The safest place to start is the local loop, because it gives you a quiet room to listen for problems. LiveKit’s quickstart supports console mode for terminal testing, which makes it easy to check whether the agent hears you, answers in the right voice, and follows the instructions you gave it. In this stage, we are not chasing perfection; we are watching for the basics, like whether the assistant joins at all, whether it replies too early, and whether the voice sounds clear enough to carry a conversation.

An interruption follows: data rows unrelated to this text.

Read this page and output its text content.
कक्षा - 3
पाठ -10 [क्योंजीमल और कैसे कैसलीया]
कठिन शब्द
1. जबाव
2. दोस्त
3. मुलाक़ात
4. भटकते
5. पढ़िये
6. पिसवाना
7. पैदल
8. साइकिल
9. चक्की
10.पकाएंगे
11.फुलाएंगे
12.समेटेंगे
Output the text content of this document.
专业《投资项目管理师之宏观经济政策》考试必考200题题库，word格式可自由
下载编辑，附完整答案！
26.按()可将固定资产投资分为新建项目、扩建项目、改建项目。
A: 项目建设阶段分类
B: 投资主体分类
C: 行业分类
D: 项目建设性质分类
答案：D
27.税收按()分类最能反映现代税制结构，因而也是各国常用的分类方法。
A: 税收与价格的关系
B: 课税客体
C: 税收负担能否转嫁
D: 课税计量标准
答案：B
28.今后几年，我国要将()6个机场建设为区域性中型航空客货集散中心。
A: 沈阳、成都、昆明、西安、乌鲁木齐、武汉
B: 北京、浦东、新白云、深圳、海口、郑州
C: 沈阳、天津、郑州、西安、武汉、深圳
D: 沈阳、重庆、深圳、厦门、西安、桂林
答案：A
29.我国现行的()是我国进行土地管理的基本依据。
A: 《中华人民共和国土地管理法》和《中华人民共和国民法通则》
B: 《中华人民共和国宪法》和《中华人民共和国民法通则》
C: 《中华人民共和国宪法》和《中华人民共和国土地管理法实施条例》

From there, we move into dev mode, which feels a little closer to a rehearsal with the stage lights on. This is where the LiveKit voice agent starts behaving more like a real app, so it is the right place to test turn-taking, audio quality, and the way the agent handles short interruptions or unfinished sentences. A good habit here is to speak the same prompt in a few different ways, because voice agents often fail in the edges, not in the happy path. That is also where you learn whether your instructions are doing the job you expected or whether the agent needs a gentler nudge.
Testing is also where secrets and environment variables earn their keep. Before you deploy your agent, make sure the values in .env.local are present, correct, and limited to what the agent truly needs, because missing credentials usually show up as silent failures at the worst possible time. If your setup uses a provider-specific key for the model layer, test that path too, since a LiveKit voice agent can be healthy on the LiveKit side and still fail when a model provider cannot answer. The goal is not to memorize every setting; the goal is to catch the mismatch before users do.
Once the local tests feel steady, deployment becomes less like a leap and more like a controlled handoff. LiveKit’s production path is designed to reuse the same agent code, so the move from development to deployment should not require a rewrite. That is the practical advantage of building with the LiveKit Agents stack: you can test and deploy your agent without changing the core shape of the project, which keeps the work familiar even as the audience grows.
The deployment step is also where you want to be careful with secrets. LiveKit supports passing sensitive values at runtime, which means you do not need to bake credentials into the code or expose them in the project files. That matters because a LiveKit voice agent often depends on more than one service, and production is the wrong place to improvise with keys, URLs, or model settings. If you have ever wondered why deployment feels fussy, the answer is simple: production is where small mistakes become visible to everyone.
After the agent is live, we do not stop listening. We watch how long responses take, whether the conversation flows naturally, and whether the agent handles unexpected speech without getting lost. A voice agent deployment is healthiest when testing stays part of the routine, because real users will always find the edge cases we did not think to try. That is the quiet secret of shipping a LiveKit voice agent: launch is not the finish line, it is the first honest conversation with the world.